Download or read book Algorithmic Learning in a Random World written by Vladimir Vovk and published by Springer Nature. This book was released on 2022-12-13 with total page 490 pages. Available in PDF, EPUB and Kindle. Book excerpt: This book is about conformal prediction, an approach to prediction that originated in machine learning in the late 1990s. The main feature of conformal prediction is the principled treatment of the reliability of predictions. The prediction algorithms described — conformal predictors — are provably valid in the sense that they evaluate the reliability of their own predictions in a way that is neither over-pessimistic nor over-optimistic (the latter being especially dangerous). The approach is still flexible enough to incorporate most of the existing powerful methods of machine learning. The book covers both key conformal predictors and the mathematical analysis of their properties. Algorithmic Learning in a Random World contains, in addition to proofs of validity, results about the efficiency of conformal predictors. The only assumption required for validity is that of "randomness" (the prediction algorithm is presented with independent and identically distributed examples); in later chapters, even the assumption of randomness is significantly relaxed. Interesting results about efficiency are established both under randomness and under stronger assumptions. Since publication of the First Edition in 2005 conformal prediction has found numerous applications in medicine and industry, and is becoming a popular machine-learning technique. This Second Edition contains three new chapters. One is about conformal predictive distributions, which are more informative than the set predictions produced by standard conformal predictors. Another is about the efficiency of ways of testing the assumption of randomness based on conformal prediction. The third new chapter harnesses conformal testing procedures for protecting machine-learning algorithms against changes in the distribution of the data. In addition, the existing chapters have been revised, updated, and expanded.

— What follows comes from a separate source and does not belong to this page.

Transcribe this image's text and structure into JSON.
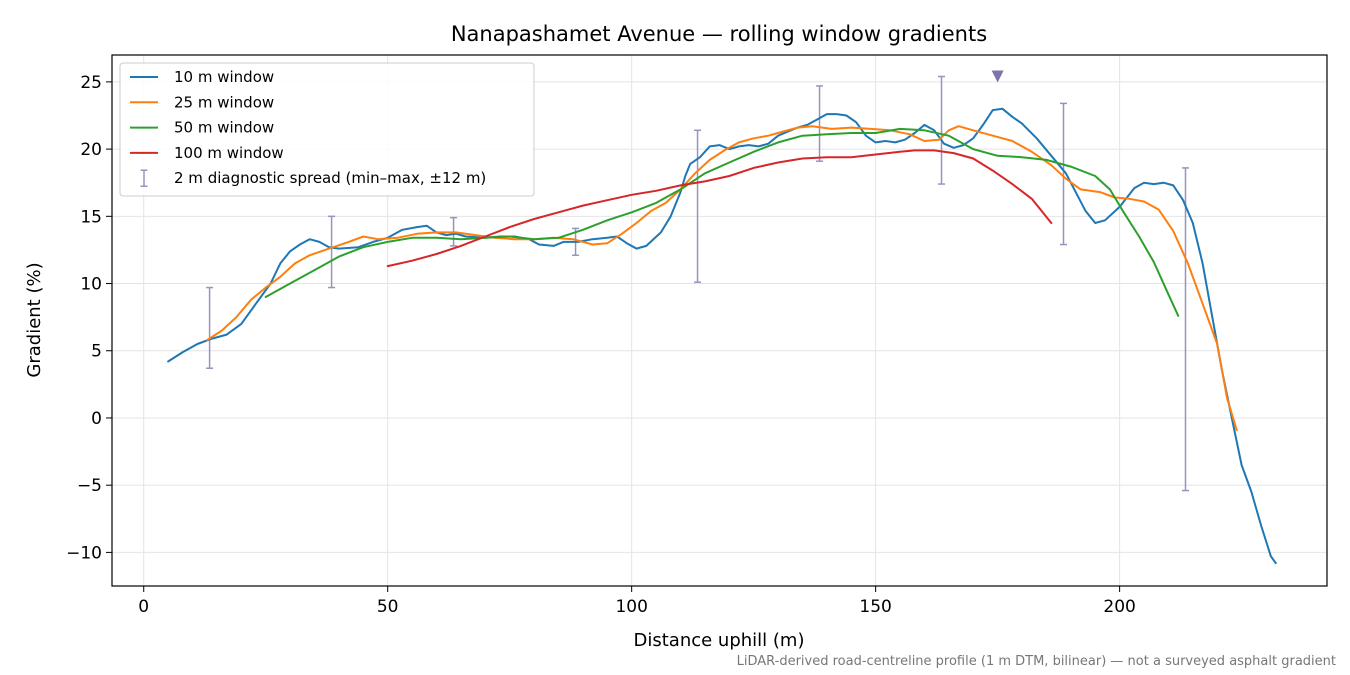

Book Artificial Intelligence in Drug Discovery

Download or read book Artificial Intelligence in Drug Discovery written by Nathan Brown and published by Royal Society of Chemistry. This book was released on 2020-11-12 with total page 425 pages. Available in PDF, EPUB and Kindle. Book excerpt: Artificial Intelligence in Drug Discovery aims to introduce the reader to AI and machine learning tools and techniques, and to outline specific challenges including designing new molecular structures, synthesis planning and simulation.